Basic Algorithm Scripting: Mutations with RegExp()

Hi Everyone, I’m really fascinated by the following code but I don’t understand why we are using the carrot symbol and the negation (!) symbol. Can anyone help me with this?

function mutation(arr) {
var re = new RegExp('[^'+arr[0]+']', "i");
return !re.test(arr[1]);

console.log(mutation(["hello", "he"]));

Challenge: Mutations

Link to the challenge:

when you have a character class in a regular expression and you put a caret as first character, it is matching anything but the characters inside the character class
so for example if you have [^aeiou] it will match anything but a vowel

the ! flip the boolean value

I admit I don’t understand why doing it this way
also because you need to test the first string, not the second

but the reason the test method is like that is because if you use [^aeiou] in a regular expression it will match if there is none of the vowels, but if you use [aeiou] it will match if there is any of the vowels
so the test method gives true if none of the letters are included in the other string, and false if any is included. flipping this with ! you get false if any of the letters are included, and false if they are not included.

ah, ok, with this explanation I also get why it is done in this way.

the regular expression is /[^hello]/i , when “hey” is tested it returns true because the y is not a character included in the other string. so the function returns false

so flipping with ! changes the logic by returning true if any of the characters in [^aeiou] are included and false if none of them are included? Why don’t we get the same answer/logic if ^ and ! are both taken out? It seems like the ! and the ^ are making things more difficult lol. This is blowing my mind

if you use [aeiou] you get true if any of them is included in the tested string.

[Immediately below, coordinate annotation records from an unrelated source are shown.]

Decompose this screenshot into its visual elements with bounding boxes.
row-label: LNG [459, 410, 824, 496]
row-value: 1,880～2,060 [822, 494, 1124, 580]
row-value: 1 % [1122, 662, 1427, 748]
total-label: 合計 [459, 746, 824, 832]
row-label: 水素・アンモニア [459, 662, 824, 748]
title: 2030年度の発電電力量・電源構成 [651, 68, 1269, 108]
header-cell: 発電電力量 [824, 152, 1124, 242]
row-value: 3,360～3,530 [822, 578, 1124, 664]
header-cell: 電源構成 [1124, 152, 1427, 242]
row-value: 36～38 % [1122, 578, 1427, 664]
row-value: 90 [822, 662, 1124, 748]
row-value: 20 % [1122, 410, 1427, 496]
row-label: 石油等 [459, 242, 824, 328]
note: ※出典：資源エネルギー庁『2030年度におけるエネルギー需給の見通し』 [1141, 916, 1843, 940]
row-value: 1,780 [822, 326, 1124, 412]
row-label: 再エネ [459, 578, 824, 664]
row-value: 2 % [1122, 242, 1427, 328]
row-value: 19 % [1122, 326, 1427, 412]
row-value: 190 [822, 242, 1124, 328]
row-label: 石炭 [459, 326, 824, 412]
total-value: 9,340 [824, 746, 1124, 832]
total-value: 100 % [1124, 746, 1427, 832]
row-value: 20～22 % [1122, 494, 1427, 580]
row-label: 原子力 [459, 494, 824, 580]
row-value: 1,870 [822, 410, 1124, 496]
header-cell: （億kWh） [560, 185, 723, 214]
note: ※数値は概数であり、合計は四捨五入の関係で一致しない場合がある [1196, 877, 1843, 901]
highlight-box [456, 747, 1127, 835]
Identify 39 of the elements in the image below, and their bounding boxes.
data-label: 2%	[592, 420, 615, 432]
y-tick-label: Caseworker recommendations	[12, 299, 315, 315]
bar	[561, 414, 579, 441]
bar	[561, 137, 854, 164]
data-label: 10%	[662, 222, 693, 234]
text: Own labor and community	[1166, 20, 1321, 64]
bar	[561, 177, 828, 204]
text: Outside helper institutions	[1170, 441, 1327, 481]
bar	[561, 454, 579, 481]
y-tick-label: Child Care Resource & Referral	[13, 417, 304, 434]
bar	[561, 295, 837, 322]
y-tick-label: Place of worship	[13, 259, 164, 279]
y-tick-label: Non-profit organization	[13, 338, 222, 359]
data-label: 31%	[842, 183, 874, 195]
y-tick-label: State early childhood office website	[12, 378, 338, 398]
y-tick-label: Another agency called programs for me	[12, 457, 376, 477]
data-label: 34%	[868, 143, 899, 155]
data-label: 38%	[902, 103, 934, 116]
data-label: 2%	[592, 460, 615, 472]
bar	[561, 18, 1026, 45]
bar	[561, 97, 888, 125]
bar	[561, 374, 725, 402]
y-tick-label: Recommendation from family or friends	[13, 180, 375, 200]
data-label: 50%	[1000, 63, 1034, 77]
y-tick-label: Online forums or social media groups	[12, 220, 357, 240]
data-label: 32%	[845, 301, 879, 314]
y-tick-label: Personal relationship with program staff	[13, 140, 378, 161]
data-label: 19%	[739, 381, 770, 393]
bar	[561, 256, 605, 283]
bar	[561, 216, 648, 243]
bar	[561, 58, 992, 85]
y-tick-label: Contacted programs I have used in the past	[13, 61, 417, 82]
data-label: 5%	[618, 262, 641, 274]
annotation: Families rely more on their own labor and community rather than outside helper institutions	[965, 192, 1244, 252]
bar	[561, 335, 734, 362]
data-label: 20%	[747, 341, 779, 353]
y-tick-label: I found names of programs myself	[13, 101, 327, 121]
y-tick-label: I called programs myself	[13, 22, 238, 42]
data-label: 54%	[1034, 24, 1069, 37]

the algorithm requires a true if all the characters of the second string are included in the first string

you could do without ^ and !
so now you have /[hello]/i.test("hey") - and it will return true, because at least one of the characters in the [hello] character class are in the tested string
! /[^hello]/i.test("hey")
in “hey” there is one character that is not in the character class, so it is matched by [^hello], so the test method returns true, and the function returns false - because not all the characters of the second string are in the first string

I understand now. that’s really tricky. Thanks!